7. The estimation method according to claim 6, characterized in that, The step of obtaining the corrected health state value of the battery system based on the second changed capacity, the nominal capacity of the system, and the state of charge difference includes: Multiplying the nominal capacity of the system by the difference in state of charge yields the variable capacity of the system. Divide the second change capacity by the system change capacity to obtain the corrected health status value.
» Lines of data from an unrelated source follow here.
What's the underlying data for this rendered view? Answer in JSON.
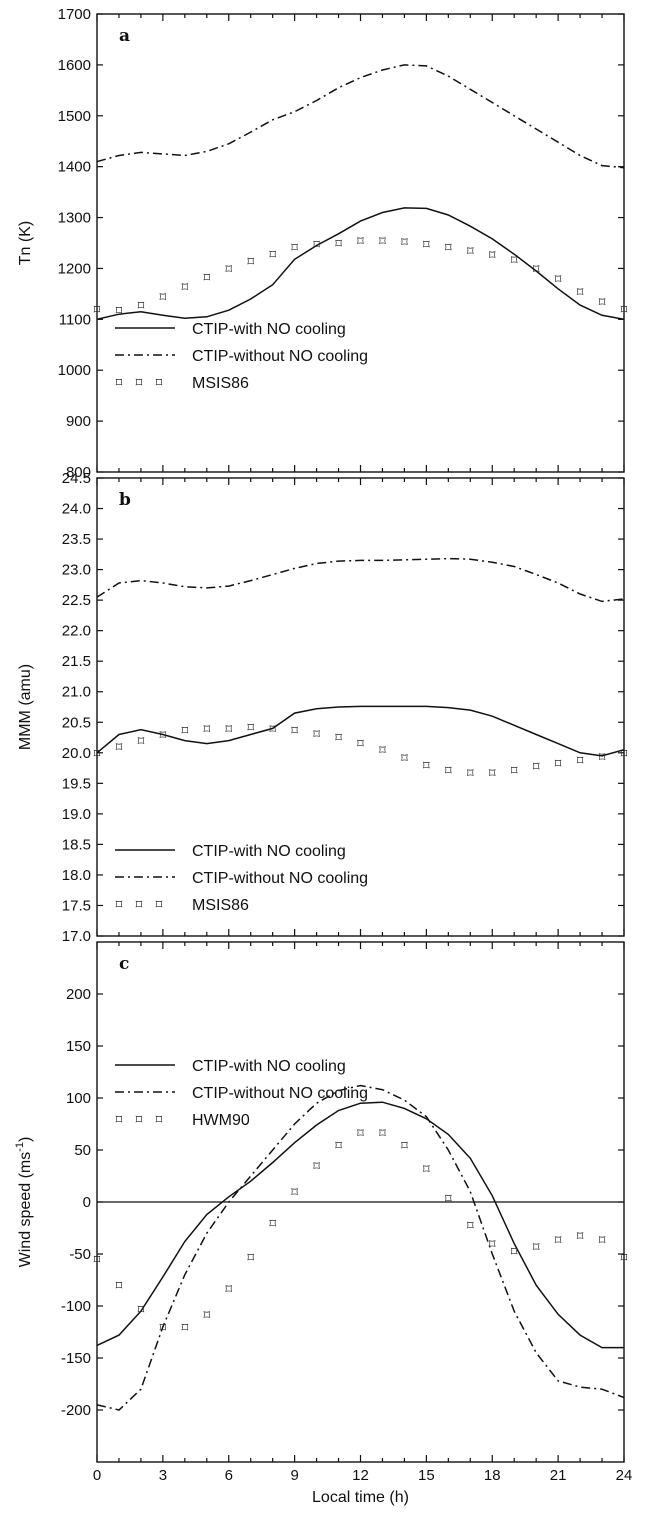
{
  "chart_data": [
    {
      "type": "line",
      "panel_label": "a",
      "ylabel": "Tn (K)",
      "xlabel": "",
      "xlim": [
        0,
        24
      ],
      "ylim": [
        800,
        1700
      ],
      "yticks": [
        "800",
        "900",
        "1000",
        "1100",
        "1200",
        "1300",
        "1400",
        "1500",
        "1600",
        "1700"
      ],
      "xticks": [],
      "legend": [
        {
          "label": "CTIP-with NO cooling",
          "style": "solid"
        },
        {
          "label": "CTIP-without NO cooling",
          "style": "dashdot"
        },
        {
          "label": "MSIS86",
          "style": "markers"
        }
      ],
      "series": [
        {
          "name": "CTIP-with NO cooling",
          "style": "solid",
          "x": [
            0,
            1,
            2,
            3,
            4,
            5,
            6,
            7,
            8,
            9,
            10,
            11,
            12,
            13,
            14,
            15,
            16,
            17,
            18,
            19,
            20,
            21,
            22,
            23,
            24
          ],
          "y": [
            1100,
            1110,
            1115,
            1108,
            1102,
            1105,
            1118,
            1140,
            1168,
            1218,
            1245,
            1268,
            1293,
            1310,
            1319,
            1318,
            1305,
            1283,
            1258,
            1228,
            1195,
            1160,
            1128,
            1108,
            1100
          ]
        },
        {
          "name": "CTIP-without NO cooling",
          "style": "dashdot",
          "x": [
            0,
            1,
            2,
            3,
            4,
            5,
            6,
            7,
            8,
            9,
            10,
            11,
            12,
            13,
            14,
            15,
            16,
            17,
            18,
            19,
            20,
            21,
            22,
            23,
            24
          ],
          "y": [
            1410,
            1422,
            1428,
            1425,
            1422,
            1430,
            1445,
            1468,
            1492,
            1508,
            1530,
            1555,
            1575,
            1590,
            1600,
            1598,
            1578,
            1552,
            1526,
            1500,
            1474,
            1448,
            1422,
            1402,
            1398
          ]
        },
        {
          "name": "MSIS86",
          "style": "markers",
          "x": [
            0,
            1,
            2,
            3,
            4,
            5,
            6,
            7,
            8,
            9,
            10,
            11,
            12,
            13,
            14,
            15,
            16,
            17,
            18,
            19,
            20,
            21,
            22,
            23,
            24
          ],
          "y": [
            1120,
            1118,
            1128,
            1145,
            1165,
            1183,
            1200,
            1215,
            1228,
            1242,
            1248,
            1250,
            1255,
            1255,
            1253,
            1248,
            1242,
            1235,
            1227,
            1218,
            1200,
            1180,
            1155,
            1135,
            1120
          ]
        }
      ]
    },
    {
      "type": "line",
      "panel_label": "b",
      "ylabel": "MMM (amu)",
      "xlabel": "",
      "xlim": [
        0,
        24
      ],
      "ylim": [
        17.0,
        24.5
      ],
      "yticks": [
        "17.0",
        "17.5",
        "18.0",
        "18.5",
        "19.0",
        "19.5",
        "20.0",
        "20.5",
        "21.0",
        "21.5",
        "22.0",
        "22.5",
        "23.0",
        "23.5",
        "24.0",
        "24.5"
      ],
      "xticks": [],
      "legend": [
        {
          "label": "CTIP-with NO cooling",
          "style": "solid"
        },
        {
          "label": "CTIP-without NO cooling",
          "style": "dashdot"
        },
        {
          "label": "MSIS86",
          "style": "markers"
        }
      ],
      "series": [
        {
          "name": "CTIP-with NO cooling",
          "style": "solid",
          "x": [
            0,
            1,
            2,
            3,
            4,
            5,
            6,
            7,
            8,
            9,
            10,
            11,
            12,
            13,
            14,
            15,
            16,
            17,
            18,
            19,
            20,
            21,
            22,
            23,
            24
          ],
          "y": [
            20.0,
            20.3,
            20.38,
            20.3,
            20.2,
            20.15,
            20.2,
            20.3,
            20.4,
            20.65,
            20.72,
            20.75,
            20.76,
            20.76,
            20.76,
            20.76,
            20.74,
            20.7,
            20.6,
            20.45,
            20.3,
            20.15,
            20.0,
            19.95,
            20.05
          ]
        },
        {
          "name": "CTIP-without NO cooling",
          "style": "dashdot",
          "x": [
            0,
            1,
            2,
            3,
            4,
            5,
            6,
            7,
            8,
            9,
            10,
            11,
            12,
            13,
            14,
            15,
            16,
            17,
            18,
            19,
            20,
            21,
            22,
            23,
            24
          ],
          "y": [
            22.55,
            22.78,
            22.82,
            22.78,
            22.72,
            22.7,
            22.73,
            22.82,
            22.92,
            23.02,
            23.1,
            23.14,
            23.15,
            23.15,
            23.16,
            23.17,
            23.18,
            23.17,
            23.12,
            23.05,
            22.92,
            22.78,
            22.6,
            22.48,
            22.52
          ]
        },
        {
          "name": "MSIS86",
          "style": "markers",
          "x": [
            0,
            1,
            2,
            3,
            4,
            5,
            6,
            7,
            8,
            9,
            10,
            11,
            12,
            13,
            14,
            15,
            16,
            17,
            18,
            19,
            20,
            21,
            22,
            23,
            24
          ],
          "y": [
            20.0,
            20.1,
            20.2,
            20.3,
            20.37,
            20.4,
            20.4,
            20.42,
            20.4,
            20.37,
            20.32,
            20.26,
            20.16,
            20.05,
            19.92,
            19.8,
            19.72,
            19.68,
            19.68,
            19.72,
            19.78,
            19.83,
            19.88,
            19.94,
            20.0
          ]
        }
      ]
    },
    {
      "type": "line",
      "panel_label": "c",
      "ylabel": "Wind speed (ms",
      "ylabel_sup": "-1",
      "ylabel_close": ")",
      "xlabel": "Local time (h)",
      "xlim": [
        0,
        24
      ],
      "ylim": [
        -250,
        250
      ],
      "yticks": [
        "-200",
        "-150",
        "-100",
        "-50",
        "0",
        "50",
        "100",
        "150",
        "200"
      ],
      "xticks": [
        "0",
        "3",
        "6",
        "9",
        "12",
        "15",
        "18",
        "21",
        "24"
      ],
      "legend": [
        {
          "label": "CTIP-with NO cooling",
          "style": "solid"
        },
        {
          "label": "CTIP-without NO cooling",
          "style": "dashdot"
        },
        {
          "label": "HWM90",
          "style": "markers"
        }
      ],
      "series": [
        {
          "name": "CTIP-with NO cooling",
          "style": "solid",
          "x": [
            0,
            1,
            2,
            3,
            4,
            5,
            6,
            7,
            8,
            9,
            10,
            11,
            12,
            13,
            14,
            15,
            16,
            17,
            18,
            19,
            20,
            21,
            22,
            23,
            24
          ],
          "y": [
            -138,
            -128,
            -105,
            -72,
            -38,
            -12,
            5,
            20,
            38,
            57,
            74,
            88,
            95,
            96,
            90,
            80,
            65,
            42,
            6,
            -40,
            -80,
            -108,
            -128,
            -140,
            -140
          ]
        },
        {
          "name": "CTIP-without NO cooling",
          "style": "dashdot",
          "x": [
            0,
            1,
            2,
            3,
            4,
            5,
            6,
            7,
            8,
            9,
            10,
            11,
            12,
            13,
            14,
            15,
            16,
            17,
            18,
            19,
            20,
            21,
            22,
            23,
            24
          ],
          "y": [
            -195,
            -200,
            -180,
            -120,
            -70,
            -30,
            0,
            25,
            50,
            75,
            95,
            107,
            112,
            108,
            98,
            82,
            50,
            10,
            -50,
            -105,
            -145,
            -172,
            -178,
            -180,
            -188
          ]
        },
        {
          "name": "HWM90",
          "style": "markers",
          "x": [
            0,
            1,
            2,
            3,
            4,
            5,
            6,
            7,
            8,
            9,
            10,
            11,
            12,
            13,
            14,
            15,
            16,
            17,
            18,
            19,
            20,
            21,
            22,
            23,
            24
          ],
          "y": [
            -55,
            -80,
            -103,
            -120,
            -120,
            -108,
            -83,
            -53,
            -20,
            10,
            35,
            55,
            67,
            67,
            55,
            32,
            4,
            -22,
            -40,
            -47,
            -43,
            -36,
            -32,
            -36,
            -53
          ]
        }
      ]
    }
  ]
}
8. The estimation method according to claim 6, characterized in that, The step of weightedly fusing the real-time health status value and the corrected health status value to obtain the final health status value of the battery system includes: A first weight value is determined based on either the first change capacity or the second change capacity; The second weight value is determined based on the interval between the current correction time and the previous correction time. The current correction time is the time when the real-time health status value is corrected this time, and the previous correction time is the time when the real-time health status value was corrected last time. Both the first weight value and the second weight value are less than or equal to 1. The final health status value is obtained based on the target weight value, the real-time health status value, and the corrected health status value, wherein the target weight value is the product of the first weight value and the second weight value.

9. The estimation method according to claim 8, characterized in that, The process of obtaining the final health status value based on the target weight value, the real-time health status value, and the corrected health status value includes: Multiply the target weight value by the corrected health status value to obtain the first health status value; The reference weight value is multiplied by the real-time health status value to obtain the second health status value, where the reference weight value is the difference between 1 and the target weight value. The first health status value and the second health status value are summed to obtain the final health status value.

10. A battery management system, characterized in that, The system includes a processor and a memory, the processor being communicatively connected to the memory, the memory storing computer program instructions executable by the processor, the computer program instructions being executed by the processor to cause the battery management system to perform the battery system health state value estimation method as described in any one of claims 1 to 9.

11. A battery system, characterized in that, The battery pack includes multiple battery packs connected in series and a battery management system as described in claim 10, wherein the battery management system is connected to each of the battery packs and a battery pack includes multiple individual cells.

12. A computer-readable storage medium, characterized in that, The computer-readable storage medium stores computer program instructions that, when executed by a processor, cause the processor to perform the method for estimating the state of health of a battery system as described in any one of claims 1 to 9.